So hat es auch Athanase mit seinem Haarstudio gemacht. Er pfiff finanziell aus
dem letzten Loch, aber er stellte fest, dass es bislang keinen Friseursalon in
seinem Dorf gab und er kannte schon einen passenden Raum. Durch einen
20-Euro-Kredit von seiner Spargruppe konnte er den Raum mit Strom versorgen.
Denn ohne Strom fehlt seinem Angestellten das Licht und ohne Licht lassen sich
im Salon keine ordentliche Frisuren schneiden. „Bei einer Bank hätte ich keinen
Kredit bekommen.

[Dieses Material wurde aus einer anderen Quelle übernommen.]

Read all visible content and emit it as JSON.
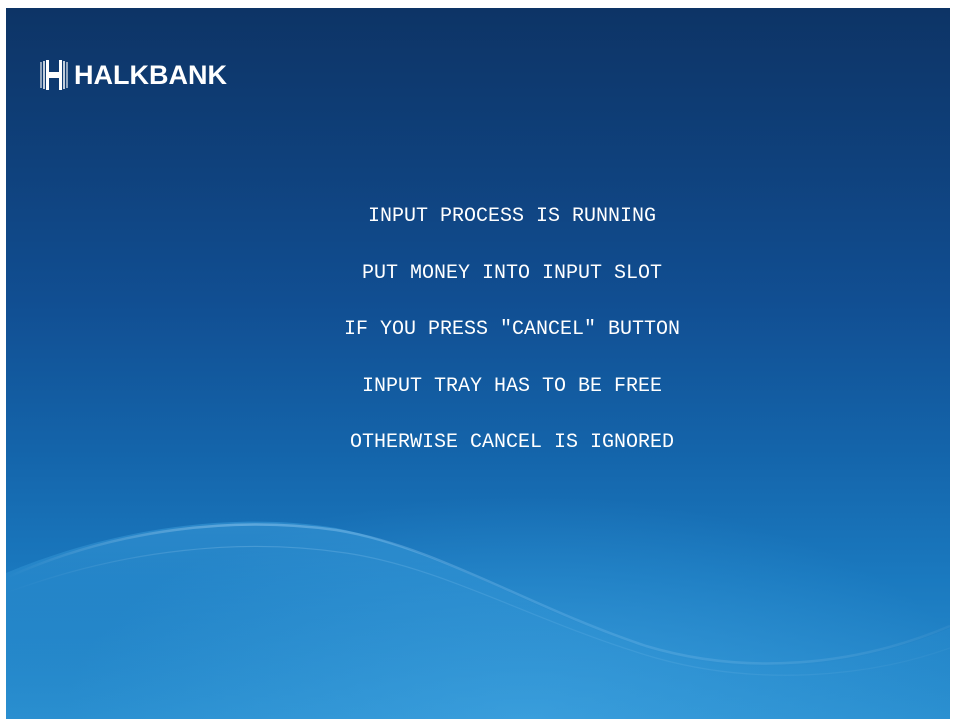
{
  "brand": {
    "name": "HALKBANK",
    "logo_icon": "halkbank-logo-mark"
  },
  "messages": [
    "INPUT PROCESS IS RUNNING",
    "PUT MONEY INTO INPUT SLOT",
    "IF YOU PRESS \"CANCEL\" BUTTON",
    "INPUT TRAY HAS TO BE FREE",
    "OTHERWISE CANCEL IS IGNORED"
  ],
  "colors": {
    "background_top": "#0d3466",
    "background_bottom": "#2a8fd0",
    "text": "#ffffff"
  }
}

Für Menschen mit Behinderungen ist das äußerst schwer“, sagt
Athanase und betont, wie wichtig diese Spargruppe für ihn und die anderen
Mitglieder ist. Mit seinem Geschäft kann der Vater von drei Kindern seine
Familie ernähren. Das Einkommen erlaubt ihm auch seinem Hobby zu fröhnen. Er
macht leidenschaftlich gerne und sogar erfolgreich Musik. Mit seinem Klavier hat
er bereits mehrere nationale Wettbewerbe gewonnen. Er leistet damit einen
Beitrag zum kulturellen Leben und bereichert die Gesellschaft.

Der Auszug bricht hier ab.